The Kings were in Israel during the Six-Day War in 1967 and the Yom Kippur War in 1973, and they were there when Scud missiles were shot into Israel during the Persian Gulf War. Mr. King had several near misses, just passing locations before terrorist bombs went off.
Thomason said Israel was never far from Mr. King’s mind or heart.
“He not only looked for opportunities with children, Wayne also sought out people who had ties back in Israel,” Thomason said. “He was a man of faith and prayer. I am looking forward to the opportunity to celebrate his life and the ministries in which he was involved.”
Didn’t know Arabs lived there
Although the Kings originally moved to Israel to minister to the children of Christian believers, Mr. King said in a 2010 Rantoul Press interview that he never imagined he would also be ministering to the Arab population.
“I didn’t even knew Arabs lived over there,” he said.
He said while many evangelical Christians believe Israel and the Jews can do no wrong, the Kings discovered the Jews at times have treated Arabs harshly.
After Israel became a nation in 1948, many Arabs living there lost their homes and were trucked or forced to walk to new locations.
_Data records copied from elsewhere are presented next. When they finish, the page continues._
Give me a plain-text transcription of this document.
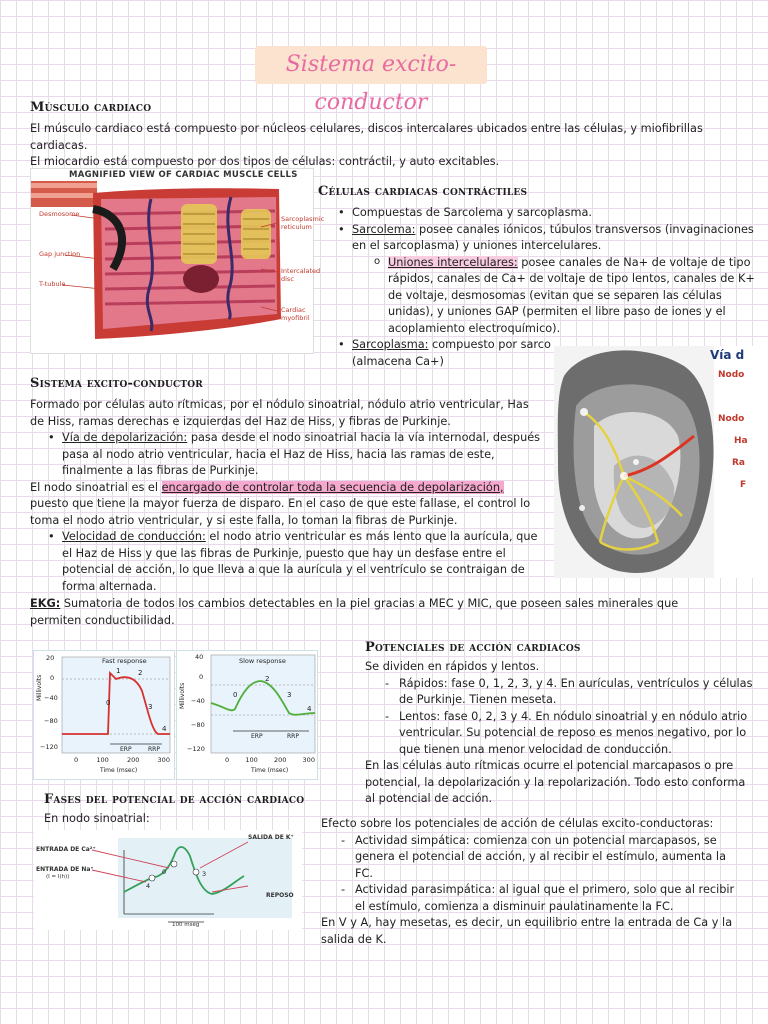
Sistema excito-conductor
Músculo cardiaco
El músculo cardiaco está compuesto por núcleos celulares, discos intercalares ubicados entre las células, y miofibrillas cardiacas.
El miocardio está compuesto por dos tipos de células: contráctil, y auto excitables.
MAGNIFIED VIEW OF CARDIAC MUSCLE CELLS
Desmosome
Gap junction
T-tubule
Sarcoplasmic reticulum
Intercalated disc
Cardiac myofibril
Células cardiacas contráctiles
• Compuestas de Sarcolema y sarcoplasma.
• Sarcolema: posee canales iónicos, túbulos transversos (invaginaciones en el sarcoplasma) y uniones intercelulares.
o Uniones intercelulares: posee canales de Na+ de voltaje de tipo rápidos, canales de Ca+ de voltaje de tipo lentos, canales de K+ de voltaje, desmosomas (evitan que se separen las células unidas), y uniones GAP (permiten el libre paso de iones y el acoplamiento electroquímico).
• Sarcoplasma: compuesto por sarco
(almacena Ca+)	Vía d
Nodo
Nodo
Ha
Ra
F
Sistema excito-conductor
Formado por células auto rítmicas, por el nódulo sinoatrial, nódulo atrio ventricular, Has de Hiss, ramas derechas e izquierdas del Haz de Hiss, y fibras de Purkinje.
• Vía de depolarización: pasa desde el nodo sinoatrial hacia la vía internodal, después pasa al nodo atrio ventricular, hacia el Haz de Hiss, hacia las ramas de este, finalmente a las fibras de Purkinje.
El nodo sinoatrial es el encargado de controlar toda la secuencia de depolarización, puesto que tiene la mayor fuerza de disparo. En el caso de que este fallase, el control lo toma el nodo atrio ventricular, y si este falla, lo toman la fibras de Purkinje.
• Velocidad de conducción: el nodo atrio ventricular es más lento que la aurícula, que el Haz de Hiss y que las fibras de Purkinje, puesto que hay un desfase entre el potencial de acción, lo que lleva a que la aurícula y el ventrículo se contraigan de forma alternada.
EKG: Sumatoria de todos los cambios detectables en la piel gracias a MEC y MIC, que poseen sales minerales que permiten conductibilidad.
Fast response
Millivolts
20
0
−40
−80
−120
0
1	2
3
4
ERP	RRP
0	100	200	300
Time (msec)
Slow response
Millivolts
40
0
−40
−80
−120
0
2
3
4
ERP	RRP
0 100 200 300
Time (msec)
Potenciales de acción cardiacos
Se dividen en rápidos y lentos.
- Rápidos: fase 0, 1, 2, 3, y 4. En aurículas, ventrículos y células de Purkinje. Tienen meseta.
- Lentos: fase 0, 2, 3 y 4. En nódulo sinoatrial y en nódulo atrio ventricular. Su potencial de reposo es menos negativo, por lo que tienen una menor velocidad de conducción.
En las células auto rítmicas ocurre el potencial marcapasos o pre potencial, la depolarización y la repolarización. Todo esto conforma al potencial de acción.
Fases del potencial de acción cardiaco
En nodo sinoatrial:
ENTRADA DE Ca²⁺
ENTRADA DE Na⁺
(I = I(h))
SALIDA DE K⁺
REPOSO
100 mseg
0	3
4
Efecto sobre los potenciales de acción de células excito-conductoras:
- Actividad simpática: comienza con un potencial marcapasos, se genera el potencial de acción, y al recibir el estímulo, aumenta la FC.
- Actividad parasimpática: al igual que el primero, solo que al recibir el estímulo, comienza a disminuir paulatinamente la FC.
En V y A, hay mesetas, es decir, un equilibrio entre la entrada de Ca y la salida de K.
Said Mr. King: “Americans have a hard time stereotyping people. We should be careful when we go into other countries. We don’t think we’re arrogant, but we are.”
The Kings found the Arabs as a people are misunderstood and said the Arabs with whom they ministered were special.
Daniel King said he believes the Kings’ neighborhood saw the hand of providence protect Mr. King during an argument between residents. When rocks were thrown and much yelling ensued, Mr. King came running in an attempt to keep the peace.
“My dad rushed into the middle of flying rocks and was able to stop the fighting,” Daniel said. “After they all returned to their homes, some of the neighbors came to our house to find out if dad was OK and if he had been to the hospital.”
Mr. King didn’t know what they were talking about, but the neighbors insisted “that they had seen a large rock hit him in the back. He had not felt a thing. His angels had been working overtime, and God protected him — I like to think like a force field that deflected the rocks,” Daniel said.
In addition to his widow and eldest son, Mr. King is survived by three other sons — David, Jonathan and James.